Detecting spam pictures using statistical features presented at Virus Bulletin 2007

by Sandor Antal (Virusbuster),

Tags: Security


Summary : The problem we want to solve is to detect spam messages which contain essential information in an attached picture.
Unfortunately, nowadays spammers usually vary the pictures randomly (e.g. include little dots or lines), which is why
images of two instances of the same spam differ. The aim of the spammers who do this is to avoid their spam
pictures being detected by hash-based methods.

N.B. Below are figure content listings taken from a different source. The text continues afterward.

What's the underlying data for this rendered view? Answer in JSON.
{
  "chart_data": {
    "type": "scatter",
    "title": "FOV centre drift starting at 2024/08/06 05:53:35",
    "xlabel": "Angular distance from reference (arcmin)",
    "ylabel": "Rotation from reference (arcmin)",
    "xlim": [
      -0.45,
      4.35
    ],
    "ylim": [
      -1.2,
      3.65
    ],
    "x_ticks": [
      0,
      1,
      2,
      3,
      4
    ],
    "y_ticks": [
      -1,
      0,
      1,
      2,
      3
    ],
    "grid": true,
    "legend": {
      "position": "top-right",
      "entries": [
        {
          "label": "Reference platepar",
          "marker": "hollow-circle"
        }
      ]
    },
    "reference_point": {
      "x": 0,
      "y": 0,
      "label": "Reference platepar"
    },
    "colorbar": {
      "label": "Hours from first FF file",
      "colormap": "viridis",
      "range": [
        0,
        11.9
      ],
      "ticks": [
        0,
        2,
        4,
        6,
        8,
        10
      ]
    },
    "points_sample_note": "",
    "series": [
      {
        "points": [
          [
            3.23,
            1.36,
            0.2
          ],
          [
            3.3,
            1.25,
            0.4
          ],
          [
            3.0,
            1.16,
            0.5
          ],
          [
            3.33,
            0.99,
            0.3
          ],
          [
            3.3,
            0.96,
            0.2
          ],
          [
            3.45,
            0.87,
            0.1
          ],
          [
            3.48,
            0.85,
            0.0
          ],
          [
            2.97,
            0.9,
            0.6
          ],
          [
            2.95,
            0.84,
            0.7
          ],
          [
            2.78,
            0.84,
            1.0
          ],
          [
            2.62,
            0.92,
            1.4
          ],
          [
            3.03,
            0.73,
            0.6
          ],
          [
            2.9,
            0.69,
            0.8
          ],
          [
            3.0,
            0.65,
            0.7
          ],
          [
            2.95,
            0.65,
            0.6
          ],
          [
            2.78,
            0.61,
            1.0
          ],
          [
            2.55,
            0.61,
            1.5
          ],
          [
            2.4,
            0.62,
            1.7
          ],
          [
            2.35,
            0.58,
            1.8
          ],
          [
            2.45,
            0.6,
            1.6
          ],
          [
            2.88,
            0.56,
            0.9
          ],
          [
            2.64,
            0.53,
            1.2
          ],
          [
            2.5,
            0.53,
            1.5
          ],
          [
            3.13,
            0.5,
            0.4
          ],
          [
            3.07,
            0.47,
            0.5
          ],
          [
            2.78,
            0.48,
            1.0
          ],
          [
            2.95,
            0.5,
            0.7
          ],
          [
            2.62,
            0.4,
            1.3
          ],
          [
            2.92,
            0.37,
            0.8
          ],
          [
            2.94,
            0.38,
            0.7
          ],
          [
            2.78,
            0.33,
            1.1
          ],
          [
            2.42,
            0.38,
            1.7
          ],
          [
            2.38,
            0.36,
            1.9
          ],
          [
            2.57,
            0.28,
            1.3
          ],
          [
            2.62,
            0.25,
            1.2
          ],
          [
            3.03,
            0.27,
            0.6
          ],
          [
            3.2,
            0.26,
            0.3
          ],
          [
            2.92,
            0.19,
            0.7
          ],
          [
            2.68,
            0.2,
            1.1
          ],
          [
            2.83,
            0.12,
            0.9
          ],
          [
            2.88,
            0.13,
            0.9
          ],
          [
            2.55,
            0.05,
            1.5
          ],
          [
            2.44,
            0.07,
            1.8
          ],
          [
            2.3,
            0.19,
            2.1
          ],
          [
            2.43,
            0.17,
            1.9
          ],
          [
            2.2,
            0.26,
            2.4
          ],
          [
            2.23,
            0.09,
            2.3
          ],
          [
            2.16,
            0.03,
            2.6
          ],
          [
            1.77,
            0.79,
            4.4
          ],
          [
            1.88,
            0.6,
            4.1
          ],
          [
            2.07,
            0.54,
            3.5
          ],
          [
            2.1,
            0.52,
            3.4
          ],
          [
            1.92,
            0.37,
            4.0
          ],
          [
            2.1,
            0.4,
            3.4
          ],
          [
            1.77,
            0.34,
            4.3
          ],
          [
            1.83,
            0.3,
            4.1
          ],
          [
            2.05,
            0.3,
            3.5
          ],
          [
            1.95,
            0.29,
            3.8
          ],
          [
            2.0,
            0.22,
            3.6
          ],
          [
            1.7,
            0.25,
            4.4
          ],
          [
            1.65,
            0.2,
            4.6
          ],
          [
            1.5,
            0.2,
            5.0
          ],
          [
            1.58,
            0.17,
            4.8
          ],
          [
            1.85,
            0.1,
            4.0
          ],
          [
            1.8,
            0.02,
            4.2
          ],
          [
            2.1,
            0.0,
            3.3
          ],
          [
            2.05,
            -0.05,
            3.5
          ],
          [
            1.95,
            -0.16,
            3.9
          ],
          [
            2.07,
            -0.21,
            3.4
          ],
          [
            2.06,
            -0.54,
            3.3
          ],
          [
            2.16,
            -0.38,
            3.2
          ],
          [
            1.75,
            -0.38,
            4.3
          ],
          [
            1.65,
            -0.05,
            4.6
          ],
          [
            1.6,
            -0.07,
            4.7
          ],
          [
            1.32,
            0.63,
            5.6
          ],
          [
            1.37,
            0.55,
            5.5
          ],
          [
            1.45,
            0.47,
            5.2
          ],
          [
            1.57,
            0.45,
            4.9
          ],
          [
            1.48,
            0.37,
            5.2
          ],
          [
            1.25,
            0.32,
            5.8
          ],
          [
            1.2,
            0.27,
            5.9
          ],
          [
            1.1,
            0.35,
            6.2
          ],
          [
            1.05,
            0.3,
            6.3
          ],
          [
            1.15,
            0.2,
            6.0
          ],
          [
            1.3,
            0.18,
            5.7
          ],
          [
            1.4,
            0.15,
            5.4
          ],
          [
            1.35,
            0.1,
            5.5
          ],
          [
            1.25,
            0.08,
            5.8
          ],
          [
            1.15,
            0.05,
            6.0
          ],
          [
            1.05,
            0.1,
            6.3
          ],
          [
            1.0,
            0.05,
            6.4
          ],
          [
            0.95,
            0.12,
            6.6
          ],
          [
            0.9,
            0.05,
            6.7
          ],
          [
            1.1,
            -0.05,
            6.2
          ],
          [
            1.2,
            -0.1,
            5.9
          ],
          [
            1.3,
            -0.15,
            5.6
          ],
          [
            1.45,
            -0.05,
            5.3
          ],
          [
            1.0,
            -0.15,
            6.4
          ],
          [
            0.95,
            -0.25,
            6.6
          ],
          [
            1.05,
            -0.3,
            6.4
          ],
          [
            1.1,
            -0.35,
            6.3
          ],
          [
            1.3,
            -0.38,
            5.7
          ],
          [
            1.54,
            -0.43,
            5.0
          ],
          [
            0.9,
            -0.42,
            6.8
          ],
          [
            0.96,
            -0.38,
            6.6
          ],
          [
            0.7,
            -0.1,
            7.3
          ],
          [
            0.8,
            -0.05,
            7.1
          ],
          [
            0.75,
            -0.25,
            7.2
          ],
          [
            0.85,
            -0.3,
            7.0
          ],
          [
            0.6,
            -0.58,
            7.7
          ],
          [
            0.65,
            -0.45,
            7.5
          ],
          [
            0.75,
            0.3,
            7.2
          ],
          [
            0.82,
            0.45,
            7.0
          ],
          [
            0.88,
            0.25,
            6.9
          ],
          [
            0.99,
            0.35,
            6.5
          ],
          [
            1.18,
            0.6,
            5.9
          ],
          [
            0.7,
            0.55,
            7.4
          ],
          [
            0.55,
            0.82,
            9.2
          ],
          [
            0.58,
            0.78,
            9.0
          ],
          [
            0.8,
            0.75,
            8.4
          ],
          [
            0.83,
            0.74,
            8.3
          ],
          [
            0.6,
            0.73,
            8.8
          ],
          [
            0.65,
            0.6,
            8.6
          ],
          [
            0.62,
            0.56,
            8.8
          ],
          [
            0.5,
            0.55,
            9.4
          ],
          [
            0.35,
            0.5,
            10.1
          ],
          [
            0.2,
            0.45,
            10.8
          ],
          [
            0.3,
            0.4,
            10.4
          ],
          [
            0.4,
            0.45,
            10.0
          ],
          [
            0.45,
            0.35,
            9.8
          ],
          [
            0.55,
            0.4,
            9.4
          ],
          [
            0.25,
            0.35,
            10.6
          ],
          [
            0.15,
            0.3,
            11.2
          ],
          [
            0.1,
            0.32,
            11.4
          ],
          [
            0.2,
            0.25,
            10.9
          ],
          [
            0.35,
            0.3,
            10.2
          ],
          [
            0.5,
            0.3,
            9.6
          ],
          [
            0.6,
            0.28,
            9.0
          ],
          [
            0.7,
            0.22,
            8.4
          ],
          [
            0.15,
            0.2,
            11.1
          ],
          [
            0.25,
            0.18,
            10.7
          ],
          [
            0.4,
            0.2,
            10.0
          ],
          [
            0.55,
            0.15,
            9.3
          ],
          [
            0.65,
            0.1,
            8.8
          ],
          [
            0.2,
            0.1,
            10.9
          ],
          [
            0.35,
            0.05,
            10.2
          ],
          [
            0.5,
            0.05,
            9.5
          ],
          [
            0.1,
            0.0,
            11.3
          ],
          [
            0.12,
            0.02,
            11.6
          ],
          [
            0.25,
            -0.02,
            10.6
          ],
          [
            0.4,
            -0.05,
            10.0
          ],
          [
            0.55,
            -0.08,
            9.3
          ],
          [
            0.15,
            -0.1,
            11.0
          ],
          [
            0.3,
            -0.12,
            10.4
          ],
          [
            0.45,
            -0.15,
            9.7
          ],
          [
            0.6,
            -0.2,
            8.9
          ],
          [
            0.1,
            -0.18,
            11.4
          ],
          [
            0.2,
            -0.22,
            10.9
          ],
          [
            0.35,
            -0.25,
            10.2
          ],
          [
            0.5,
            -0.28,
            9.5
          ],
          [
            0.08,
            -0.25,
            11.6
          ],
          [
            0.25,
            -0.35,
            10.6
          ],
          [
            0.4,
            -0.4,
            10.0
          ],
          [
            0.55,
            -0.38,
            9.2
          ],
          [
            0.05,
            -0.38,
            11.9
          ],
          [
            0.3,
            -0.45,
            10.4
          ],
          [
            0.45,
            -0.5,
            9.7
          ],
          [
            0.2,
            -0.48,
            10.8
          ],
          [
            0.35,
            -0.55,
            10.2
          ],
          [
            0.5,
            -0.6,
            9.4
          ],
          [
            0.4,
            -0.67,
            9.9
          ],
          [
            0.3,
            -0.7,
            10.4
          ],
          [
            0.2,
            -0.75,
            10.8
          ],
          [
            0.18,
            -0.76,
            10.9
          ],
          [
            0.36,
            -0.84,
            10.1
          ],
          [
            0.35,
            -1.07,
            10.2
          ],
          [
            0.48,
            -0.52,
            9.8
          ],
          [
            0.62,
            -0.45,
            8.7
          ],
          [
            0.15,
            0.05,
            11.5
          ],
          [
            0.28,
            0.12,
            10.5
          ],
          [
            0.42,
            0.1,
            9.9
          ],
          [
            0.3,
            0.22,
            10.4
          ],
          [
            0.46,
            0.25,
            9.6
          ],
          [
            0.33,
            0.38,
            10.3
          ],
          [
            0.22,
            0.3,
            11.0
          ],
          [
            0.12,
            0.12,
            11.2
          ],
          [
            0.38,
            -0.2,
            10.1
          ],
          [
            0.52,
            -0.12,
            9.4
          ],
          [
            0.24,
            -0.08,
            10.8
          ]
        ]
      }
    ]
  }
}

Our goal was to eliminate the problems caused by this trick and develop
a fast method which is not as sensitive to the little differences in pictures as the hash-based methods are.
The methods we have developed and use are to calculate statistical parameters of the image file (size, average, STD
etc.) without rendering the image to smooth the image using differnet IF methods (for example Gaussian Blur or
various types of granulation filters) to remove several disturbances (e.g. random dots) to calculate global
parameters of an image (e.g. brightness, contrast) to use these parameters in a hash function which gets similar hash
values for similar pictures. It means that if there is a little difference between the hash values of two pictures
then they are the same or almost the same considering these parameters as spam/ham features and using the
Bayesian method. This means that it is enough to teach only a few (maybe only one) spam instance and (unless the
pictures are varied significantly) the filter can detect the modified variations as well.